Penghargaan tersebut terdiri atas delapan Sekolah Adiwiyata Mandiri dan 22 Sekolah Adiwiyata Nasional. Penghargaan diserahkan langsung oleh Menteri Lingkungan Hidup Republik Indonesia, Hanif Faisol Nurofiq, di Gedung Sasono Utomo, Taman Mini Indonesia Indah (TMII), Jakarta, Kamis (11/12/2025).
Wali Kota Surabaya Eri Cahyadi hadir langsung menerima penghargaan bersama Bunda Guru Kota Surabaya Rini Indriyani, Kepala Dinas Pendidikan Yusuf Masruh, Kepala Dinas Lingkungan Hidup Dedik Irianto, serta para kepala sekolah penerima penghargaan.
Wali Kota Eri menyampaikan apresiasi atas kerja keras seluruh jajaran sekolah yang dinilai konsisten menanamkan budaya peduli lingkungan kepada peserta didik.
“Capaian ini lahir dari kebiasaan sederhana yang dilakukan secara konsisten, yaitu memilah sampah sejak dari lingkungan sekolah,” ujar Eri Cahyadi di Surabaya, Jumat (12/12/2025).
Menurutnya, Adiwiyata bukan sekadar ajang penghargaan, melainkan instrumen pembentukan karakter generasi muda.
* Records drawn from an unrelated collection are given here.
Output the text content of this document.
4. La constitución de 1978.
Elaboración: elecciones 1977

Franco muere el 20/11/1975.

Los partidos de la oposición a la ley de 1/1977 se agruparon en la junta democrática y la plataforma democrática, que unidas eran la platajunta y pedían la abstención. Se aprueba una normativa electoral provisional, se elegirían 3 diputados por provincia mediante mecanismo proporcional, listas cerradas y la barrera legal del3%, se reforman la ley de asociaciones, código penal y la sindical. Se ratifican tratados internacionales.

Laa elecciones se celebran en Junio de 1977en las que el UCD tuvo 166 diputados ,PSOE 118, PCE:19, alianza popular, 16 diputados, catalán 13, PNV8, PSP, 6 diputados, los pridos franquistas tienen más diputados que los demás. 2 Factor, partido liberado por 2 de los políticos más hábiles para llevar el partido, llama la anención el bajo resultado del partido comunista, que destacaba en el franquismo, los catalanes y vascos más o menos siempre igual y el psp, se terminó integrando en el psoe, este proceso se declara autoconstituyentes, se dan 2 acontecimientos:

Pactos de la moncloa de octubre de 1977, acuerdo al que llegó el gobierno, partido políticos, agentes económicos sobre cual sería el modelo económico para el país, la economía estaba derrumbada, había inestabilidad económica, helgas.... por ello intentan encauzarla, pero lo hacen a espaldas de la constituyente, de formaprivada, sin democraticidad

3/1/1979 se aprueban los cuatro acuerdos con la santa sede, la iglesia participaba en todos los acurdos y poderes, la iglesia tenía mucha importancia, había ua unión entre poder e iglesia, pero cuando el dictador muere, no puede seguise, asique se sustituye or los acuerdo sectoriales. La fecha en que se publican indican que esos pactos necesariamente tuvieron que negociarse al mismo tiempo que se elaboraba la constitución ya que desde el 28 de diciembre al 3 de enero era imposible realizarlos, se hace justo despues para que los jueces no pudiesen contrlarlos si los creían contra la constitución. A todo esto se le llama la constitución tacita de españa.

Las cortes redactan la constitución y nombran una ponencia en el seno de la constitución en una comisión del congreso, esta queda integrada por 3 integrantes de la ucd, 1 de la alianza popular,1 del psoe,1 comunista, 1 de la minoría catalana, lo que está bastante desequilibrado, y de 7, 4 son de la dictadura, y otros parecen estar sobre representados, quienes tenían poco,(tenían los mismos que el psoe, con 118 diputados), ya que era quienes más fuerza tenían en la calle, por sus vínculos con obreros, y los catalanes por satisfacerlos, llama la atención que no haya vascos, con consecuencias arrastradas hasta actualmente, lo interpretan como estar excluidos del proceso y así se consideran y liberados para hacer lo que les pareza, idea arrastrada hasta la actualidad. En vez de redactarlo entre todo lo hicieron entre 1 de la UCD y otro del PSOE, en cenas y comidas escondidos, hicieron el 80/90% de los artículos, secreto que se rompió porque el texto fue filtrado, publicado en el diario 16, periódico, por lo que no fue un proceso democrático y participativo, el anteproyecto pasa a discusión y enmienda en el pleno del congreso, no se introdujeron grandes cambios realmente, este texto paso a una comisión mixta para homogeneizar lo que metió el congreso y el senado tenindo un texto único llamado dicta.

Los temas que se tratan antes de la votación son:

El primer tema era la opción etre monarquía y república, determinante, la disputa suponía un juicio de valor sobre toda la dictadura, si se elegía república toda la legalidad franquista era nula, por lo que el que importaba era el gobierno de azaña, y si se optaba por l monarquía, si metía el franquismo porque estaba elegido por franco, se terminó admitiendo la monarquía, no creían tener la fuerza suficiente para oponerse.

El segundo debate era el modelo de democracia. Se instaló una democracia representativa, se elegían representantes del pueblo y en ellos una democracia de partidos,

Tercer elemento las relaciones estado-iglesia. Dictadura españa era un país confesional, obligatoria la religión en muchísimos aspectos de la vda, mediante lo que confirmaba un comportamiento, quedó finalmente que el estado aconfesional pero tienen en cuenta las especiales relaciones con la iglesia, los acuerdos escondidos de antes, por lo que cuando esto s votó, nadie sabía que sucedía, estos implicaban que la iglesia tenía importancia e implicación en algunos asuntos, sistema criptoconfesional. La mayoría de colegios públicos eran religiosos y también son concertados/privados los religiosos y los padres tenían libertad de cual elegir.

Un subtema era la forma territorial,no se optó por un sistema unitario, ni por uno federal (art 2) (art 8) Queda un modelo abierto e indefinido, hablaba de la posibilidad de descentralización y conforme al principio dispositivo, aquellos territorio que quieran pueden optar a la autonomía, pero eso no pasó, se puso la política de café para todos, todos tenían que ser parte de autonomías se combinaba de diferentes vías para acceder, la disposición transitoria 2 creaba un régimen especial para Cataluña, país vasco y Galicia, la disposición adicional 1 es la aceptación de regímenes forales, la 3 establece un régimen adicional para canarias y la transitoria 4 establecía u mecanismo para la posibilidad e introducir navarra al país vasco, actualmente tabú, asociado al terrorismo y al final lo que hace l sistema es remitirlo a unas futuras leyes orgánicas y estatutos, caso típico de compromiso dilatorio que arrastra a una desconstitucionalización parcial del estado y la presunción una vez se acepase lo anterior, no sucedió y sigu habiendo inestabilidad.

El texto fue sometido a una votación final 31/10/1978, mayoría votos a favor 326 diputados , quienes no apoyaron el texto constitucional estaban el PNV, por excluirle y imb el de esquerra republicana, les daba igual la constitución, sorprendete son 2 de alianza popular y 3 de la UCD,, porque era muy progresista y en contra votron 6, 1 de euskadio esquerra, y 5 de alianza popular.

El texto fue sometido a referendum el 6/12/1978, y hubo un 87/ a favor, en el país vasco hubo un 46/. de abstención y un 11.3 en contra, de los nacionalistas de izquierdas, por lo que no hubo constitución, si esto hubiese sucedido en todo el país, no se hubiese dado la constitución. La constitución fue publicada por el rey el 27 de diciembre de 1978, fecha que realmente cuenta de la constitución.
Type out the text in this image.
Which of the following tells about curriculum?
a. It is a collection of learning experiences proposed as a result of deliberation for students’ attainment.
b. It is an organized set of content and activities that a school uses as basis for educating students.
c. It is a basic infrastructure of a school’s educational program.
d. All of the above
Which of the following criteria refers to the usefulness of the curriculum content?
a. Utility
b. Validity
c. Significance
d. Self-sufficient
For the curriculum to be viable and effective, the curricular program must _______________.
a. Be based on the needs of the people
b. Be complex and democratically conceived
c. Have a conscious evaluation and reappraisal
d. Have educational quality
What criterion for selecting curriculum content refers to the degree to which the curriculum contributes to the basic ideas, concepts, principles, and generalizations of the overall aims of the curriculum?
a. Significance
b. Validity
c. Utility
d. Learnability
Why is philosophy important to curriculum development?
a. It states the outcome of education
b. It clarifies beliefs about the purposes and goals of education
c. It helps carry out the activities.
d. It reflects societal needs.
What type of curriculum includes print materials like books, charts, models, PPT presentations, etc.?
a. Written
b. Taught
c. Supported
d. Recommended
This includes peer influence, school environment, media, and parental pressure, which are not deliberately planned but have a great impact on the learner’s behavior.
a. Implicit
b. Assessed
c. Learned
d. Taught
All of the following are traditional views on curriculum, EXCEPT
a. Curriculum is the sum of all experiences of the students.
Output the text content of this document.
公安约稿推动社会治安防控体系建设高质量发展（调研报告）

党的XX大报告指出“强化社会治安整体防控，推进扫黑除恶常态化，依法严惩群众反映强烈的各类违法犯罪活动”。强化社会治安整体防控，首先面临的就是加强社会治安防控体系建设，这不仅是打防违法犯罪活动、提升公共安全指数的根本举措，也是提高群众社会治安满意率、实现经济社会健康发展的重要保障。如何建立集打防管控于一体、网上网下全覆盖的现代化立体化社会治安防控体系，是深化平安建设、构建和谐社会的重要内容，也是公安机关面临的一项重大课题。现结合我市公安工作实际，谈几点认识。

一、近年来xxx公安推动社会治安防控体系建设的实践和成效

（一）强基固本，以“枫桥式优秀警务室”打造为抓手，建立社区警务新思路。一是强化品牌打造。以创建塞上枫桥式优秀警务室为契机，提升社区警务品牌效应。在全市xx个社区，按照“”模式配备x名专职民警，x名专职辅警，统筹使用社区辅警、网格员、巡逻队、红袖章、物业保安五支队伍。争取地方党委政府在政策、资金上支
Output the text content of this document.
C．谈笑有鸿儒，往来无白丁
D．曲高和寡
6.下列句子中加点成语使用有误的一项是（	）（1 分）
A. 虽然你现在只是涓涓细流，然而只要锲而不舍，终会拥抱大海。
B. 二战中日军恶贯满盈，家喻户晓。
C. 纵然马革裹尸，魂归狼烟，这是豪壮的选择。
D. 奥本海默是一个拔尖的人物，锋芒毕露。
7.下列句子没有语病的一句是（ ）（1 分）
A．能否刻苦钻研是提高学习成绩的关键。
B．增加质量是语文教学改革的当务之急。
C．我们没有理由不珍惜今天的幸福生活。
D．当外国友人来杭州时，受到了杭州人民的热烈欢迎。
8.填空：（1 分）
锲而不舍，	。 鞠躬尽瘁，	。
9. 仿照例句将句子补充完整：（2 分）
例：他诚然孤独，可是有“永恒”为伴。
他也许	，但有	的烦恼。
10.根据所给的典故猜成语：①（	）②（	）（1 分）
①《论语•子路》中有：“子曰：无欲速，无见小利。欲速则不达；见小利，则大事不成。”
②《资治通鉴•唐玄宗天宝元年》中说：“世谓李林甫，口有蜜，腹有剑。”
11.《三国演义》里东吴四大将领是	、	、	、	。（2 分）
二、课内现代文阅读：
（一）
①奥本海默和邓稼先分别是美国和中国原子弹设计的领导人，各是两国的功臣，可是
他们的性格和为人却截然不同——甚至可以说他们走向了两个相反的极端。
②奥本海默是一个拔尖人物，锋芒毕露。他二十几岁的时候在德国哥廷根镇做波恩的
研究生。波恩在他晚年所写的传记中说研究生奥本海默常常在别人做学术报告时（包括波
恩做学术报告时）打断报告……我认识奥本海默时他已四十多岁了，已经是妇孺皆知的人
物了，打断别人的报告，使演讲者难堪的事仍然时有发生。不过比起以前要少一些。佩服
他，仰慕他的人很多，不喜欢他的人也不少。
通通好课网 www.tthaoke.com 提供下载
Pendidikan lingkungan, kata Eri Cahyadi, harus dimulai sejak usia dini agar menjadi kebiasaan yang melekat hingga dewasa.
“Kebersihan adalah bagian dari iman. Ini bukan tentang piala, tetapi tentang bagaimana kita membentuk karakter anak-anak agar mencintai kebersihan dan lingkungannya,” tegasnya.
Eri Cahyadi juga menargetkan agar seluruh jenjang pendidikan di Surabaya, mulai dari TK, SD, hingga SMP, dapat meraih predikat Adiwiyata pada tahun 2026. Ia meminta Dinas Pendidikan segera menyusun langkah strategis untuk mewujudkan target tersebut.
“Kuncinya adalah pembiasaan. Jika sejak kecil anak-anak sudah terbiasa menjaga lingkungan, maka saat dewasa mereka tidak akan melakukan perilaku merusak,” imbuhnya.
Ia pun mengajak para guru untuk terus menjadi teladan dalam menanamkan nilai kebersihan dan kepedulian lingkungan di sekolah.
“Dengan semangat gotong royong, saya optimistis Surabaya mampu mewujudkan perubahan nyata melalui pendidikan lingkungan,” pungkas Eri Cahyadi. (tas)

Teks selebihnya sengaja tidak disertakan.